A variety of techniques have been described in the literature for plication of the diaphragm. Severe forms of congenital eventration of the diaphragm with only a pleuroperitoneal membrane will require patching.¹⁴ A rim of rudimentary diaphragmatic tissue can generally be found around the lateral contour of the chest with enough substance to hold sutures to anchor the patch. Along the medial side, the patch can be stitched to the pericardium and the anterior thoracic spinal ligaments.

The easiest technique of plication is to place imbricating stitches within the central tendon of the diaphragm.^17,¹⁸ If the sutures extend far enough from the edge of the diaphragmatic tendon, they can produce substantial caudal displacement of the tendon toward the abdominal cavity and allow expansion of the ipsilateral lower lobe as well as balancing of the mediastinum (Fig. 32-7).¹⁹ A number of variants of the central tendon repair exist and are performed by thoracoscopic, laparoscopic, or hybrid techniques. With improved videoscopic equipment and experience, the trend toward less invasive procedures will continue and may encourage more physicians to refer their patients for surgery.

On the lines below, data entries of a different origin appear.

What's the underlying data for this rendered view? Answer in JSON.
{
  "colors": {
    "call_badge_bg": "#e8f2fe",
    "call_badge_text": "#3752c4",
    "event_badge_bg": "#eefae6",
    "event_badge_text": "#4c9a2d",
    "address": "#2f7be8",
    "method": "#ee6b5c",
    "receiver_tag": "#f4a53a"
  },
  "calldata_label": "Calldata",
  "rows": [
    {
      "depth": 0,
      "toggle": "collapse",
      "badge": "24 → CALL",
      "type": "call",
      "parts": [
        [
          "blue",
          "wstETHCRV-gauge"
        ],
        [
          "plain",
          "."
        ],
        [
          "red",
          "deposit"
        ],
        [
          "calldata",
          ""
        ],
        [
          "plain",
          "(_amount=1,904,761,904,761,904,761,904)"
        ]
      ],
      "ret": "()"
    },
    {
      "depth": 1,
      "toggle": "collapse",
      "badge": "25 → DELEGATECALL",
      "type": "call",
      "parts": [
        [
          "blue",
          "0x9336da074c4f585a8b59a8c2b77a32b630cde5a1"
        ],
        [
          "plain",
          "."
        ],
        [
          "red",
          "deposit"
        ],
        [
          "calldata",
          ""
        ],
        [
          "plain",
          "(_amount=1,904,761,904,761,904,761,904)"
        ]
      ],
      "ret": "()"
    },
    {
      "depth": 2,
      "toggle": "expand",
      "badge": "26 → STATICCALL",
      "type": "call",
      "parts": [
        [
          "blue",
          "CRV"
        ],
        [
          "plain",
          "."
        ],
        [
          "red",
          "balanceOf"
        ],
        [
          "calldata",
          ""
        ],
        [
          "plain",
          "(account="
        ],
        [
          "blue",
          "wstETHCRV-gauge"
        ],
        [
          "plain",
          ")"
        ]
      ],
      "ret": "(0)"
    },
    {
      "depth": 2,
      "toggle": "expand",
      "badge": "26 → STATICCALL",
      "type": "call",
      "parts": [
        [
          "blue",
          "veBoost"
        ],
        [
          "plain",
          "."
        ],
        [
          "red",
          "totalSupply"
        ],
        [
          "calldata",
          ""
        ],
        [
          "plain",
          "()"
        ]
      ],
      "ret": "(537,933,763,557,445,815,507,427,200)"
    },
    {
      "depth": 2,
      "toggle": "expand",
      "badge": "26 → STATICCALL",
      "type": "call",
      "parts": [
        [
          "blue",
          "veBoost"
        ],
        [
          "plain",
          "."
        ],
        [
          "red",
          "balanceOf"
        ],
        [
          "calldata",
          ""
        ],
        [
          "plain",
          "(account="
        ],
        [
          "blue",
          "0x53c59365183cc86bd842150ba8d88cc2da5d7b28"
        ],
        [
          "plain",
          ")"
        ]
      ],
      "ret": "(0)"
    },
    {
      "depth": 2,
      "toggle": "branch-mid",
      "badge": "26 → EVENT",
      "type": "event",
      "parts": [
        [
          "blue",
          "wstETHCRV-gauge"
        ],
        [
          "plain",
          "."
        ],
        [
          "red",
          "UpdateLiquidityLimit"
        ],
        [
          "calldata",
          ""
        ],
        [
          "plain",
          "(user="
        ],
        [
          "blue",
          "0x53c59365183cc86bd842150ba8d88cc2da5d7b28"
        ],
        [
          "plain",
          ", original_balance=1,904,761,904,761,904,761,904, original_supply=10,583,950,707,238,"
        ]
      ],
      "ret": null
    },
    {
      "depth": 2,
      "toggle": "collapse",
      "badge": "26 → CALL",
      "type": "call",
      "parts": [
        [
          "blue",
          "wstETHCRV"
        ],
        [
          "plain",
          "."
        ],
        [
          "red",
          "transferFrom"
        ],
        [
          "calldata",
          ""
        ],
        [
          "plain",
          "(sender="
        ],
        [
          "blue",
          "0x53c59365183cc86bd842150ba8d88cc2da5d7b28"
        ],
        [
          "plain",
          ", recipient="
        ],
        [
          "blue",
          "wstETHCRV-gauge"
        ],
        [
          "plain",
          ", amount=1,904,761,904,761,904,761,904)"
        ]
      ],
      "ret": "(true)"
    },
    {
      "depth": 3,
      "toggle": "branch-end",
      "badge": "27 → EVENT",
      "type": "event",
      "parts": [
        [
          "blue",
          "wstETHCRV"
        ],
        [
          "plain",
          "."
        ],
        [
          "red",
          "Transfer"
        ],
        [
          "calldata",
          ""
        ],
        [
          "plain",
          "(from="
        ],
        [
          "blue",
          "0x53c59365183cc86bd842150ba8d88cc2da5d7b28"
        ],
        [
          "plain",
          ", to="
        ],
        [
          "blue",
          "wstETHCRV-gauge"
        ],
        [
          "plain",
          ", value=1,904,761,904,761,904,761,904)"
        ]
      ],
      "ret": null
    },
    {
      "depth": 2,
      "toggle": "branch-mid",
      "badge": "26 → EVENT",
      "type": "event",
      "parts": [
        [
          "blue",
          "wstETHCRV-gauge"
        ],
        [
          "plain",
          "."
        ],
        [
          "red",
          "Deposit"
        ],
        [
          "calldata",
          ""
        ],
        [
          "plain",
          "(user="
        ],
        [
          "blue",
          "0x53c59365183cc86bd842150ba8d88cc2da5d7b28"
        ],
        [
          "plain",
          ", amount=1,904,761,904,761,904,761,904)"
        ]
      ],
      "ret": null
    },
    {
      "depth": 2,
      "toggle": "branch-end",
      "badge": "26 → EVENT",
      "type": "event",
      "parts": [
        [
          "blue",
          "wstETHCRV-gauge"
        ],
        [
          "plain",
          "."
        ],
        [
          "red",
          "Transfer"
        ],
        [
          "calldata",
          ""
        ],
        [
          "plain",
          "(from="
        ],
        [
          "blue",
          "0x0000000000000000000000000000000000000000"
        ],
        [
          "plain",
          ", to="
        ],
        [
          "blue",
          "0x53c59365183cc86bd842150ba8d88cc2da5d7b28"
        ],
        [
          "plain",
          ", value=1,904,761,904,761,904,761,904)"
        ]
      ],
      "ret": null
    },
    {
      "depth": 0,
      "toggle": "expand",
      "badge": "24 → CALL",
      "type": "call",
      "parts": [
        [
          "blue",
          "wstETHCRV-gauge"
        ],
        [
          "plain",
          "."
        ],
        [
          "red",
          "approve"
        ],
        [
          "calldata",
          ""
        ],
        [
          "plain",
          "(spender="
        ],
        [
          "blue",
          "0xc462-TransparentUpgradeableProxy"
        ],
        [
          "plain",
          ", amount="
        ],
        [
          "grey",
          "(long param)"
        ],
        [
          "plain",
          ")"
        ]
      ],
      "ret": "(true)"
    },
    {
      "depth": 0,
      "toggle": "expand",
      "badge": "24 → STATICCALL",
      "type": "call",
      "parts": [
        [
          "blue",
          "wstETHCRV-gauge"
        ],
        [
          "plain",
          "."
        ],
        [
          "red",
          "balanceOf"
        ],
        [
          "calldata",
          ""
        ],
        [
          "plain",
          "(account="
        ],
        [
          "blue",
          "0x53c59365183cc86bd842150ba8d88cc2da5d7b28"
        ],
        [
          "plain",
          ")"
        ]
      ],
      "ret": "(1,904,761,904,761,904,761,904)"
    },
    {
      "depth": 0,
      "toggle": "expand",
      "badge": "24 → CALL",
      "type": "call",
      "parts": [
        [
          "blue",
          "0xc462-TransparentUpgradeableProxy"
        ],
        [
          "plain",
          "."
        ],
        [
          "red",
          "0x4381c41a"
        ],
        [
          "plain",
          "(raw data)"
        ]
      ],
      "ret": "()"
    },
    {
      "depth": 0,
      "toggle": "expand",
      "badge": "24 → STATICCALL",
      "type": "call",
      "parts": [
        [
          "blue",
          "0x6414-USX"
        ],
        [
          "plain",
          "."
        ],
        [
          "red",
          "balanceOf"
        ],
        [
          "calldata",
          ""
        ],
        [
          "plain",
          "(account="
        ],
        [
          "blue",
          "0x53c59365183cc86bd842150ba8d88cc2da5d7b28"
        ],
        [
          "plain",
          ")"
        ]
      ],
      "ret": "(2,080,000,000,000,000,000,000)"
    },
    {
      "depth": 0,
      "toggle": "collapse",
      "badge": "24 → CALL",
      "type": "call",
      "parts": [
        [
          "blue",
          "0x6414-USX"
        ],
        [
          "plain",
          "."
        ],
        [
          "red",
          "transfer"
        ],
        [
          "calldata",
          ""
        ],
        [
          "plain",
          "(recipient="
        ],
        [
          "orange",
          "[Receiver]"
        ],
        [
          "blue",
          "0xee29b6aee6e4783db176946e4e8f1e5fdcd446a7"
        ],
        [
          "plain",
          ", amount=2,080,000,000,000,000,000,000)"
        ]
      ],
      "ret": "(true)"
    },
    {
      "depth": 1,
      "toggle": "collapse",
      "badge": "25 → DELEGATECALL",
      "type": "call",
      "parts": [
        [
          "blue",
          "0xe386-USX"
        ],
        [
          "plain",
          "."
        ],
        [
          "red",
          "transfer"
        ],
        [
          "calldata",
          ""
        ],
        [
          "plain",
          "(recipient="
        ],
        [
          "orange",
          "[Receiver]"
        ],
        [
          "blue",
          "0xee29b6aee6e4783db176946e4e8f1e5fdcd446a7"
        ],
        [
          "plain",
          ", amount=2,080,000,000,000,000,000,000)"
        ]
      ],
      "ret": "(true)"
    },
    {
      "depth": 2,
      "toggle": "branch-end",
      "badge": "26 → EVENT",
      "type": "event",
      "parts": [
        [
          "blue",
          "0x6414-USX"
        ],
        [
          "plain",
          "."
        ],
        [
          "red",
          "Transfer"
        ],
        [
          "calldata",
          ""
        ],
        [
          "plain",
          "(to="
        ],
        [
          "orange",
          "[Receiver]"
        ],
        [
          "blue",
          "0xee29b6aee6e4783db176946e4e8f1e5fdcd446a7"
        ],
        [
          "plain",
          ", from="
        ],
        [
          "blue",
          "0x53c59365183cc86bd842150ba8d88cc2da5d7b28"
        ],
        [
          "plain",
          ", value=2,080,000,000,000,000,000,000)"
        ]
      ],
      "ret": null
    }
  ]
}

Mouroux and colleagues²⁰ described a series of 12 patients who underwent thoracoscopically assisted plication with a utility 5-cm incision. A Duval grasper is used to invaginate the apex of the eventration caudad, creating a fold that is closed in two layers. A VATS reproduction of the traditional pleating or “accordion” repair was performed by Freeman and colleagues¹⁶ in 22 patients with use of an Endo Stitch (Ethicon Endo-Surgery, Cincinnati, OH) device to create six to eight parallel U stitches for patients with unilateral diaphragm paralysis. Improvement in pulmonary function and quality of life was seen along with a shortened hospital stay compared with patients who underwent thoracotomy. A total thoracoscopic technique with three ports has been described by Kim and associates²¹ and uses the additional adjuncts of carbon dioxide insufflation and steep reverse Trendelenburg position to push the diaphragm down and to increase the effective working space. Laparoscopic plication with four working trocars has been performed by Huttl and colleagues.²² Retention sutures are placed on the dome of the diaphragm and then used for traction. This allows creation of an intra-abdominal fold for plication with 12 to 15 U-type sutures. Finally, to counter the difficulty in placing adequate sutures through minimal access techniques, Moon and coworkers²³ reported grasping and rolling of the redundant diaphragm followed by placement of noncutting linear endoscopic staplers underneath for creation of folds that are left in situ.